Erzählformen: Das Reimpaar (15)

Reimpaare aus iambischen Vierhebern sind jedem vertraut; man schwingt in ihre Bewegung ein, ohne etwas dagegen tun zu können?!

Um so erstaunlicher eigentlich, dass es micht heute so richtig aus der Kurve getragen hat beim gedanklich-lauten Lesen!

Das sind die ersten Verse von Heinrich Christian Boies „Standesmäßig“:

 

Einst reist ich durch ein Städtchen fein.
Ein schöner Morgen. Die Uhr schlug neun.
Das Städtchen fein wollt ich besehn,
Hub an Straß auf Straß ab zu gehn.
Arbeitsam lärmt der ganze Ort,
Es hämmert hier, es klopfet dort,
Der trägt das her, der schleppt das hin:
Wie wohl ward mir dabei zu Sinn!

 

– Eigentlich handelsübliche, ein wenig dröge Vierheber, wie man sie von Boie erwarten kann.  Aber bei …

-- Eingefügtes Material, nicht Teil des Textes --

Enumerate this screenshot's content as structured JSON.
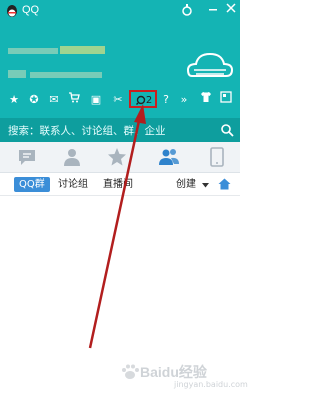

Hub an Straß auf Straß ab zu gehn.

… wurde mir eine Mischung aus veränderten Schreibgewohnheiten zum Verhängnis!

Was ich lesen wollte, war:

Hub an, Straß(e) auf Straß(e) abzugeh(e)n.

– und diesem Sinn wollte sich die iambische Bewegung so gar nicht fügen. Aber das  meinte Boie ja überhaupt nicht, sondern:

Hub an, straßauf, straßab zu gehn.

– Und dann passt wieder alles. „Wie wohl ward mir dabei zu Sinn“, und wie groß ist doch der Schrecken und wie groß das Unwohlsein, wenn man aus der Bewegung, die durch das Gedicht führt und trägt, gerissen wird; aus welchen Gründen auch immer.